But since the last few weeks, I noticed a change of behavior. The VS Code Remote Server in the WSL starts to eat all the memory. I used to limit my WSL to 4GB of memory, I increased it to 8GB, and it still fills it up, and the swap, causing a huge disk load, making the whole computer extra slow, and the VS Code window becomes unresponsive. Often I either have to kill VS Code, sometimes the WSL itself.
It's so bad it became unusable. And honestly, 8GB for an editor? This is a joke.
I tried neovim, but the days when I enjoyed a vim-based setup are long gone, and honestly the integration with LSP servers is poor at best.
AFAIK, Sublime Text has no WSL integration.
Do you have any recommendations?
The main downside of IntelliJ is that it can be memory-intensive and slow, although perhaps not as much as your VSCode. Anecdotally, performance has been fine for me on an M1 Macbook Air, and 4GB more than enough memory, but my projects are probably smaller than yours.
Another option is Zed (https://zed.dev/). Being very new, I doubt it has all of VSCode's features. But it does allegedly work with 100+ languages, and it definitely has jump to definition and view signature (https://zed.dev/features#navigation). Zed should be particularly fast and efficient, and being new will probably gain missing features faster than the others.
Zed isn't available yet on Windows I think (at least, not prebuilt binaries?)
I'm on the latest version (1.97.2).
I can try the other memory settings indeed, but I think the culprit is the builtin file watcher. I've stumbled across some similar issues on Github, open for 5 years without a solution :(
Isn't IntelliJ IDEA for Java/Kotlin? I have a project which is cross-languages: Go+Rust on the backend, Typescript/React on the frontend, Hurl and Python (Robot Framework) for the test suite. And I'd rather not have one IDE per language (which is IIRC what Jetbrains do).
Maybe you've already done this, but if I were you, I'd take note of everything that has been installed and updated in the last month. Walk back installs and updates until your problem goes away, and then you'd know exactly what is causing the problem behavior.
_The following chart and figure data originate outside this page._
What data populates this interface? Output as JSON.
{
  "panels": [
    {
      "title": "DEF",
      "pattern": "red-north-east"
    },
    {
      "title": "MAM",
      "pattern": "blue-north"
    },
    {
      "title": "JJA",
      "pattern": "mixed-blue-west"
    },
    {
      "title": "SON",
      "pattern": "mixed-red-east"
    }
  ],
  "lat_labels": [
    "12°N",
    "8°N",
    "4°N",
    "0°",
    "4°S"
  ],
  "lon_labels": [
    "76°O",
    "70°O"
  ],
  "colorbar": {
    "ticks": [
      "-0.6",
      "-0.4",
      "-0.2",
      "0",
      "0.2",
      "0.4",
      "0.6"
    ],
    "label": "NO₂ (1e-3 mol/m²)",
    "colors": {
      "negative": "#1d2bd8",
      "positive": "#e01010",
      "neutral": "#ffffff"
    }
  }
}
Minimalist fast native (not browser-based) code editor for Windows, Mac, Linux, BSD. Both a terminal TUI and a native-GUI version for each. First-class (ie. by same author) LSP package. Fully Lua-scriptable for needs beyond LSP. Succinct C & Lua code-base. FOSS, and matured & maintained ever since 2007. All the basic table stakes (syntax coloring, multi-select-and-edit etc).
Woulda skipped on Sublime back when, had I known about it then.
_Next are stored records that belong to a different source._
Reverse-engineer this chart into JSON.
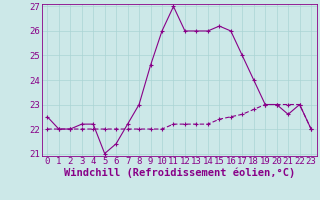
{
  "xlabel": "Windchill (Refroidissement éolien,°C)",
  "ylabel": "",
  "background_color": "#cce8e8",
  "line_color": "#880088",
  "ylim": [
    21,
    27
  ],
  "xlim": [
    -0.5,
    23.5
  ],
  "yticks": [
    21,
    22,
    23,
    24,
    25,
    26,
    27
  ],
  "xticks": [
    0,
    1,
    2,
    3,
    4,
    5,
    6,
    7,
    8,
    9,
    10,
    11,
    12,
    13,
    14,
    15,
    16,
    17,
    18,
    19,
    20,
    21,
    22,
    23
  ],
  "series1_x": [
    0,
    1,
    2,
    3,
    4,
    5,
    6,
    7,
    8,
    9,
    10,
    11,
    12,
    13,
    14,
    15,
    16,
    17,
    18,
    19,
    20,
    21,
    22,
    23
  ],
  "series1_y": [
    22.5,
    22.0,
    22.0,
    22.2,
    22.2,
    21.0,
    21.4,
    22.2,
    23.0,
    24.6,
    26.0,
    27.0,
    26.0,
    26.0,
    26.0,
    26.2,
    26.0,
    25.0,
    24.0,
    23.0,
    23.0,
    22.6,
    23.0,
    22.0
  ],
  "series2_x": [
    0,
    1,
    2,
    3,
    4,
    5,
    6,
    7,
    8,
    9,
    10,
    11,
    12,
    13,
    14,
    15,
    16,
    17,
    18,
    19,
    20,
    21,
    22,
    23
  ],
  "series2_y": [
    22.0,
    22.0,
    22.0,
    22.0,
    22.0,
    22.0,
    22.0,
    22.0,
    22.0,
    22.0,
    22.0,
    22.2,
    22.2,
    22.2,
    22.2,
    22.4,
    22.5,
    22.6,
    22.8,
    23.0,
    23.0,
    23.0,
    23.0,
    22.0
  ],
  "grid_color": "#aad4d4",
  "tick_label_fontsize": 6.5,
  "xlabel_fontsize": 7.5
}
I also stopped using VSCode because of the bloat, which seems mainly caused by node + npm on the remote server. And I've seen it consume all the RAM and too much CPU for an editor.
I know you already rejected Neovim as too much a step back. I went back to plain vim with ripgrep and ctags, ssh/mosh with tmux, my long-time setup, and I'm good with that. No LSP but I can live without that, vim Omni-complete usually good enough.
As said in a sibling comment, I often work on cross-language projects, I don't recall Jetbrains offering a "one size fits all" IDE.
ctags did most of that decades ago. Plain vim has good autocomplete and signature popovers, along with navigating to functions and class definitions. No LSP needed. An LSP will do it better but with sometimes significant overhead.
As I noted I don't use VSCode or a JetBrains IDE. I know about them and have used them. My setup works language-agnostic, and I also work in multiple languages.
Possibly useful, at least interesting:
https://youtu.be/XA2WjJbmmoM
I do work and target Windows for a few other projects.
Also, not trying to start a flamewar, but I've spent too much time tinkering on Linux in the past. There is *always* some hardware compatibility issue, or some missing drivers, and especially with GPUs. Linux works best on a server, or on a VM. At least, that is my experience (and I've been on Linux for more than a decade, be it with either Debian, Archlinux, Gentoo, or Ubuntu).